I never really believed this illness could end my life however it almost did. It was upon admission to intensive care (just another typical Friday night) overhearing the doctor tell my mother to start planning for my funeral as I may not be be here in two weeks. I strongly believe that this was the beginning of recovery. 10 years I lived with that illness and imagine living with something for so long and letting it go. Recovery was such a foreign concept to me. It was scary and daunting and it seemed impossible. Anorexia was the only thing I had known for 10 years, who was I without it? I was about to find out.

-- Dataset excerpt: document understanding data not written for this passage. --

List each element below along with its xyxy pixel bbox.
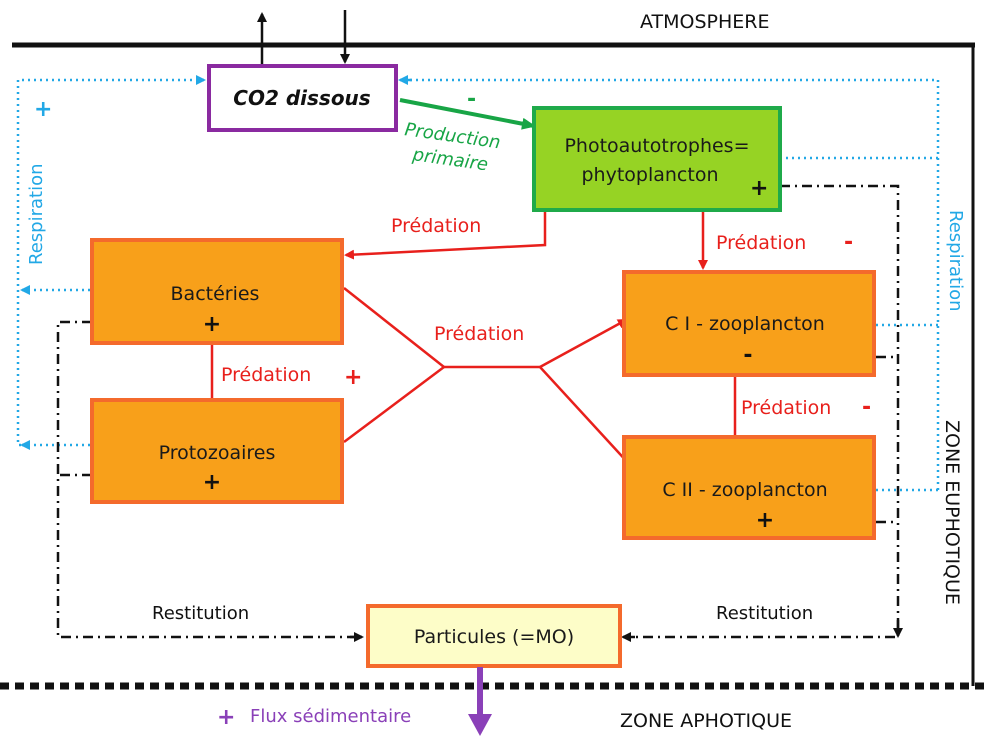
phyto-label-line1: Photoautotrophes=	[564, 135, 749, 157]
bacteries-sign: +	[203, 312, 221, 337]
phyto-sign: +	[750, 176, 768, 201]
zone-euphotique-label: ZONE EUPHOTIQUE	[941, 420, 963, 605]
particules-label: Particules (=MO)	[414, 626, 574, 648]
protozoaires-label: Protozoaires	[159, 442, 276, 464]
phyto-label-line2: phytoplancton	[581, 164, 718, 186]
predation-phyto-c1-sign: -	[844, 230, 853, 255]
predation-c1-c2-sign: -	[862, 395, 871, 420]
c1-label: C I - zooplancton	[665, 313, 825, 335]
predation-center-label: Prédation	[434, 323, 524, 345]
predation-bact-proto-sign: +	[344, 365, 362, 390]
predation-top-label: Prédation	[391, 215, 481, 237]
protozoaires-box: Protozoaires +	[92, 400, 342, 502]
phytoplancton-box: Photoautotrophes= phytoplancton +	[534, 108, 780, 210]
protozoaires-sign: +	[203, 470, 221, 495]
co2-label: CO2 dissous	[233, 86, 371, 110]
production-sign: -	[467, 87, 476, 112]
particules-box: Particules (=MO)	[368, 606, 620, 666]
bacteries-box: Bactéries +	[92, 240, 342, 343]
c1-zooplancton-box: C I - zooplancton -	[624, 272, 874, 375]
respiration-left-sign: +	[34, 97, 52, 122]
flux-sign: +	[217, 705, 235, 730]
predation-bact-proto-label: Prédation	[221, 364, 311, 386]
bacteries-label: Bactéries	[171, 283, 260, 305]
c2-sign: +	[756, 508, 774, 533]
c1-sign: -	[743, 343, 752, 368]
respiration-left-label: Respiration	[26, 164, 47, 266]
restitution-left-label: Restitution	[152, 603, 249, 624]
zone-aphotique-label: ZONE APHOTIQUE	[620, 710, 792, 732]
c2-zooplancton-box: C II - zooplancton +	[624, 437, 874, 538]
predation-center-network	[344, 288, 642, 478]
co2-dissous-box: CO2 dissous	[209, 66, 396, 130]
zone-atmosphere-label: ATMOSPHERE	[640, 11, 770, 33]
c2-label: C II - zooplancton	[662, 479, 827, 501]
flux-label: Flux sédimentaire	[250, 706, 411, 727]
predation-phyto-c1-label: Prédation	[716, 232, 806, 254]
respiration-right-label: Respiration	[945, 210, 966, 312]
restitution-right-label: Restitution	[716, 603, 813, 624]
predation-c1-c2-label: Prédation	[741, 397, 831, 419]
flux-sedimentaire-arrowhead	[468, 714, 492, 736]
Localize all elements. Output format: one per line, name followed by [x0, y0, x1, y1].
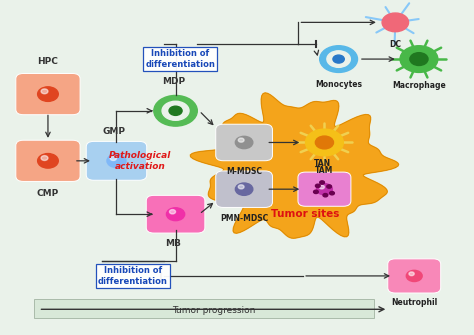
Circle shape: [400, 46, 438, 72]
Circle shape: [166, 208, 185, 221]
Circle shape: [238, 185, 244, 189]
Circle shape: [314, 190, 318, 194]
FancyBboxPatch shape: [86, 141, 147, 180]
Circle shape: [315, 136, 334, 149]
Text: DC: DC: [389, 40, 401, 49]
FancyBboxPatch shape: [16, 140, 80, 182]
FancyBboxPatch shape: [388, 259, 441, 293]
Text: MDP: MDP: [162, 77, 185, 86]
Text: CMP: CMP: [37, 189, 59, 198]
Circle shape: [37, 87, 58, 102]
Circle shape: [329, 192, 334, 195]
Circle shape: [154, 95, 197, 126]
Circle shape: [41, 156, 48, 160]
Circle shape: [236, 136, 253, 149]
Circle shape: [382, 13, 409, 32]
Text: Tumor sites: Tumor sites: [271, 209, 340, 219]
Circle shape: [327, 185, 331, 188]
Circle shape: [327, 51, 350, 67]
Circle shape: [110, 156, 117, 160]
Circle shape: [319, 181, 324, 184]
Circle shape: [169, 106, 182, 115]
Circle shape: [170, 210, 175, 214]
FancyBboxPatch shape: [16, 73, 80, 115]
FancyBboxPatch shape: [216, 124, 273, 161]
Circle shape: [409, 272, 414, 276]
FancyBboxPatch shape: [216, 171, 273, 207]
FancyBboxPatch shape: [298, 172, 351, 206]
Circle shape: [238, 138, 244, 142]
Circle shape: [406, 270, 422, 281]
FancyBboxPatch shape: [34, 299, 374, 318]
FancyBboxPatch shape: [146, 195, 205, 233]
Text: PMN-MDSC: PMN-MDSC: [220, 213, 268, 222]
Text: Macrophage: Macrophage: [392, 81, 446, 90]
Circle shape: [162, 101, 189, 120]
Circle shape: [410, 53, 428, 65]
Text: Inhibition of
differentiation: Inhibition of differentiation: [146, 49, 215, 69]
Text: M-MDSC: M-MDSC: [226, 167, 262, 176]
Circle shape: [41, 89, 48, 94]
Text: Tumor progression: Tumor progression: [172, 306, 255, 315]
Circle shape: [333, 55, 344, 63]
Text: HPC: HPC: [37, 57, 58, 66]
Circle shape: [306, 129, 343, 156]
Text: TAN: TAN: [313, 158, 331, 168]
Circle shape: [37, 153, 58, 168]
Text: Neutrophil: Neutrophil: [391, 297, 438, 307]
Text: GMP: GMP: [103, 127, 126, 136]
Circle shape: [317, 184, 332, 195]
Circle shape: [107, 154, 126, 168]
Circle shape: [323, 194, 328, 197]
Text: Monocytes: Monocytes: [315, 80, 362, 89]
Text: Inhibition of
differentiation: Inhibition of differentiation: [98, 266, 168, 286]
Circle shape: [316, 184, 320, 188]
Circle shape: [236, 183, 253, 195]
Text: TAM: TAM: [315, 166, 334, 175]
Text: MB: MB: [165, 239, 181, 248]
Polygon shape: [191, 93, 399, 238]
Text: Pathological
activation: Pathological activation: [109, 151, 171, 171]
Circle shape: [319, 46, 357, 72]
Circle shape: [319, 185, 324, 189]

Tips for getting better: - ALWAYS, ALWAYS, ALWAYS listen to your psychiatrists/counsellors/social workers/dietitians etc; trust in what they are saying and take their advice. I know first hand this is hard but you have to hand over all your control to the specialists and people that care about you. Listen to them, not your head. - EAT through the good days and the bad days. Upon recovery, there will be more bad days than good but take each day as it comes and keep, keep eating. The amount of times I wanted to stop or 'just lose that little bit of weight' (so my head kept telling me to) but I kept eating and ignoring my head. Food is nourishment. Food is medicine. Food is neutral. There is no such thing as 'good' and 'bad' food. Food is created equal. Food is non negotiable. - Find a purpose to get better. Find a purpose to eat.
My purpose was to inspire people. At that time, I didn't love or respect myself enough to eat for me so for every bite and every kg gained, I did it so I could inspire people, so I could show people that you can fully recover from Anorexia. There were many long term side effects from this illness; I ended up with osteopenia (which has now been reversed) , I have brain atrophy (which mainly affects my short term memory) I lost all of my upper teeth and now have to live with dentures for the rest of my life and then don't forget, I lost all of my 20's. Anorexia is not your friend. Complete recovery isn't easy, complete recovery is damn hard. It is a long and at - times painful journey however, I still feel like it is my biggest accomplishment to date. It will be yours too. Having anorexia was the best thing that ever happened to me. It has made me who I am today. I am now a qualified Personal trainer/ nutritionist, and soon to be counsellor. I gave up my eating disorder and in return I gained so much; I gained friends, an amazing career, a social life, happiness and I got my life and freedom back. Complete recovery is both possible and worth it. If I can do it, you can too.